Culture, Opinion

The Ethnocide of Future Generations – The Effect of Western Culture on the Nigerian Language

Nmesoma Okwudili


April 5, 2023

Nigeria has a rich linguistic heritage, boasting over 500 languages and dialects. However, English, the language of the former colonial powers, has become the country’s official language and is widely spoken and written. The impact of Western culture on Nigeria, particularly on its language, has been debated for years. Scholars have argued that the influence of the West has led to the systematic erasure of Nigerian culture, including its language, leading to what they call the “systematic ethnocide” of future generations. Others, however, argue that the impact of Western civilisation has been largely positive, leading to the growth and evolution of the Nigerian language.

The impact of Western culture on Nigeria’s language has been significant. By taking ownership of English and using it as a medium of expression, Nigerians have made a unique and distinctive contribution to English as a global language. Nigerian English, also known as Naija, is the Creole language incorporating elements of English, pidgin, and local dialects. It is spoken by millions of people in Nigeria and the diaspora. For example, “okada,” which refers to a commercial motorcycle, originates in Nigerian pidgin English. Similarly, the term “mama put” is used by a small food vendor in Nigeria. These words have become part of the English language and are recognised in international dictionaries.

However, adopting English as the country’s official language has come at a cost. The increasing use of English in Nigeria has led to a decline in the use of indigenous languages, which are being pushed to the margins of society. According to a report by UNESCO, Nigeria loses a language every two weeks, and half of the country’s languages are expected to disappear in the next generation. English is promoted as the primary language of education. As a result, many Nigerian languages are now endangered and at risk of extinction. This has led to concerns that future generations of Nigerians may be unable to speak their languages. However, it is essential to note that adopting English as the medium of instruction has also had positive effects, such as promoting literacy and enhancing access to global knowledge.

The loss of indigenous languages is a serious issue that has far-reaching consequences. Language is a means of communication and a carrier of cultural values, traditions, and beliefs. When a language dies, a whole culture is lost. Moreover, the decline of indigenous languages can lead to biodiversity loss, as languages often contain knowledge about local flora and fauna.

Many Nigerians have started to adopt Western languages, mainly English, as a means of social mobility and status. This has led to a decline in the use of indigenous languages, which are increasingly perceived as less prestigious. However, this is not a new phenomenon. Similar patterns have been observed in many other countries worldwide, where indigenous languages are declining due to the perceived benefits of using dominant languages.

As some have argued, the systematic ethnocide of future generations results from the dominance of English in Nigeria. Adopting English as the country’s official language has resulted in marginalising indigenous languages, which are seen as inferior and backward. This has led to losing pride in one’s linguistic heritage and a desire to conform to Western norms and values.

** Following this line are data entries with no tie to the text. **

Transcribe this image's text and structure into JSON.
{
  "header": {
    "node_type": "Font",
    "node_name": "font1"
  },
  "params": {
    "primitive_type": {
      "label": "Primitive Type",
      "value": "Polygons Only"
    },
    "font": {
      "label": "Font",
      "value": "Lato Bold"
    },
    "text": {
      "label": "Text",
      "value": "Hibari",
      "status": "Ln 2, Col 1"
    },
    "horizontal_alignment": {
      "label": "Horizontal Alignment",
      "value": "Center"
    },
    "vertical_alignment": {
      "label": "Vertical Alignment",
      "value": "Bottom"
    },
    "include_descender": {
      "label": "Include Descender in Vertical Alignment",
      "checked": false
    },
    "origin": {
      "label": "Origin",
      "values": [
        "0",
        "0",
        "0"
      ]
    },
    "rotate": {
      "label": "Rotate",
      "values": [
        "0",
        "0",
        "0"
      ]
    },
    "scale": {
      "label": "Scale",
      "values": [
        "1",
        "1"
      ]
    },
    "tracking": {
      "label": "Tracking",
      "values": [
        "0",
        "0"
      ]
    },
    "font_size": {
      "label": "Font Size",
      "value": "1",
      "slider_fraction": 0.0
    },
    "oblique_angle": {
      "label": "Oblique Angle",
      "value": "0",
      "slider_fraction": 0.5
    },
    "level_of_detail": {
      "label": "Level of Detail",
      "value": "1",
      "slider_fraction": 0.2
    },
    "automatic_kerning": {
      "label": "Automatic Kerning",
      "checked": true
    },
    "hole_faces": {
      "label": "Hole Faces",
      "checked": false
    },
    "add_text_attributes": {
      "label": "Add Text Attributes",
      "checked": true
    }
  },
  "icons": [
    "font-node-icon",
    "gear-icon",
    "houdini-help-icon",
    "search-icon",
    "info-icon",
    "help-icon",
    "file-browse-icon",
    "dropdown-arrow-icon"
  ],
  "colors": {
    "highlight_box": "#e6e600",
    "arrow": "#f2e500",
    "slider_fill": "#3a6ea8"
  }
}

The effects of the Westernization and commoditisation of Nigerian culture have also contributed to the decline of indigenous languages. Western products, particularly American, have flooded the Nigerian market, and Nigerian youth are increasingly adopting Western fashion, music, and lifestyle. This has led to a loss of interest in indigenous cultures and languages, which are seen as old-fashioned.

In linguistically diverse nations like Nigeria, some languages are in danger of extinction. Akum, Bade, Bakpinka, Defaka, Ajawa, Auyokawa, Basa-Gumna, Gamo-Ningi, Kpati, Kubi, Mawa, Teshenawa, and Jalaa are a few of the nearly extinct languages in Nigeria. These languages are categorised as being vulnerable or critically endangered. The majority of indigenous languages suffer from the same fate as these languages in Nigeria and, in fact, the rest of the world.

The impact of Western culture on the Nigerian language is positive. The adoption of English has brought economic and political benefits to Nigeria. English is the language of international business and diplomacy, and proficiency in English can open up job opportunities and increase social mobility. English has also helped to bridge the linguistic divide between Nigeria’s many ethnic groups, enabling people from different parts of the country to communicate with each other.

The claim of future generations’ systematic ethnocide due to Western civilisation’s impact on the Nigerian language is controversial. While it is true that the dominance of English has led to the decline of many indigenous languages, it is not accurate to suggest that this amounts to ethnocide. Language shift is a natural phenomenon observed throughout history, and the loss of some languages does not necessarily imply the loss of culture or identity. Furthermore, adopting English has also had positive effects, such as promoting literacy and facilitating communication across diverse communities.

Ultimately, the impact of Western civilisation on the Nigerian language has been complex and multifaceted. While there have been concerns about the erasure of Nigerian culture and language, there have also been efforts to preserve and promote local languages. In short, the evolution of the Nigerian language will depend on the choices made by future generations and how they choose to balance the influence of Western civilisation with their cultural heritage.